A record of a year.

Well that’s it then. Another year over and what a strange year of stats it has been –

A disgraceful 10x fishing trips

3x of them overnighters

A pathetic 9x blog posts

4x (carp) blank sessions

42x carp in total (over the 6x successful trips)

& 1x new pb !

Happy New Year to you all.

Thanks for reading, and thanks for sharing your own individual adventures.

I wish you all the best of luck for 2019


Beauty and the beasts

20/10/18 – Kirton Hall Lake

This session was almost a month ago now but it certainly deserves a post. Unfortunately, work commitments have ruined weekend plans and the opportunity to get bankside again seems a long way off currently, which is incredibly frustrating because the weather is unseasonaly tempting.

The session in question was no different and I’ll go so far as to say it was possibly the most beautiful session at Kirton i have ever had the joy of experiencing. The autumn colours were simply breathtaking and the sky was a fantastic blue. An incredible feast for the soul.

I started with both rods on the deck, but went to work immediately trying to get the fish feeding off the top, which as it turned out, was the way to go, as nothing was doing down below and the pressure was up at around the 1030mb mark (which i wasn’t aware of till a passing angler pointed it out)

As you can see, the surface tactics certainly paid off, with all fish ranging between 9 and 14 pounds. A mixture of beautiful Kirton mirrors and commons, all with plenty of fight.

And so on to the Beasts.

For me Kirton really is about the whole immersive being one with nature experience, and more often than not, alongside the plethora of feathered friends, bugs and insects, as with most other fisheries, the flora and fauna will include a rat or two.

They say that you’re never more than 10 feet away from a rat. Recently at Kirton, I would say you’re never more than a foot away from ten rats. Ten friendly rats.

For me, it’s all nature, even if populations have been slightly skewed by the intervention of man, and I was entertained by their swimming and foraging all day. Then, mid afternoon, the Loch Ness monster arrived.

I have never seen one in the wild before so it was a precious experience. An experience slightly tainted with the obvious concern for the immediate impact on the fishery, twinned with the concern for the creature itself, and its impending ‘control’.

The less I think about that, the better I’m afraid.

Till next time.


Snags and Twitching

Kirton hall lake – 13/2/16

Peg 10 . I felt confident I was going to get some reward today but unfortunately 3 runs turned into mysterious snags (where I wouldn’t have expected any obstacles) and resulted in nothing but disappointment.

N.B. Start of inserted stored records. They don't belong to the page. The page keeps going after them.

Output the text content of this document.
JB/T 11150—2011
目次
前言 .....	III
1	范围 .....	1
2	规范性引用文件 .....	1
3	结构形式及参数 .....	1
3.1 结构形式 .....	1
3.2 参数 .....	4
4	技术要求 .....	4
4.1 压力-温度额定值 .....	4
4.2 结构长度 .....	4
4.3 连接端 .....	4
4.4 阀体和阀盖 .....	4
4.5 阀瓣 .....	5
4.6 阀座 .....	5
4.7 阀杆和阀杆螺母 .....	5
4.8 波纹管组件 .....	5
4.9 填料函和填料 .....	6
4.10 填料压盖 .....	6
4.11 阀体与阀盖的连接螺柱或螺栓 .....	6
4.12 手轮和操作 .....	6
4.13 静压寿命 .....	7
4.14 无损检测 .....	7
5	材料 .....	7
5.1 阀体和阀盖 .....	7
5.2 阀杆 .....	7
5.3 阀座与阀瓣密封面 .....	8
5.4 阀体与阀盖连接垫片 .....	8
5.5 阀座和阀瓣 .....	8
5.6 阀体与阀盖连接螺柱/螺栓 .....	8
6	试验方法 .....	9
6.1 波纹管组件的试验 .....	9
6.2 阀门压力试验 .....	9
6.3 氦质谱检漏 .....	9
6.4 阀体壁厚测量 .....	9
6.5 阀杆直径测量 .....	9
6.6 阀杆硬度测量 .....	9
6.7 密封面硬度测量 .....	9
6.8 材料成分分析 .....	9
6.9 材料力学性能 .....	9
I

But in these idyllic surroundings the disappointment is short lived and turns to wonder and an enormous sense of wellbeing, as I witness a positive plethora of our feathered friends. More than I can ever remember:

2x skeins of geese,

the usual gulls, pigeons, ducks, crows and the large hawk which I can’t identify (sparrow hawk or buzzard is my guess)

moorhens, coots, blue tit, great tit, long-tailed tit, wren, robin,

green woodpecker, pheasant, heron, kestrel, & rogue cormorant!

Bill Oddie would have been off his tits.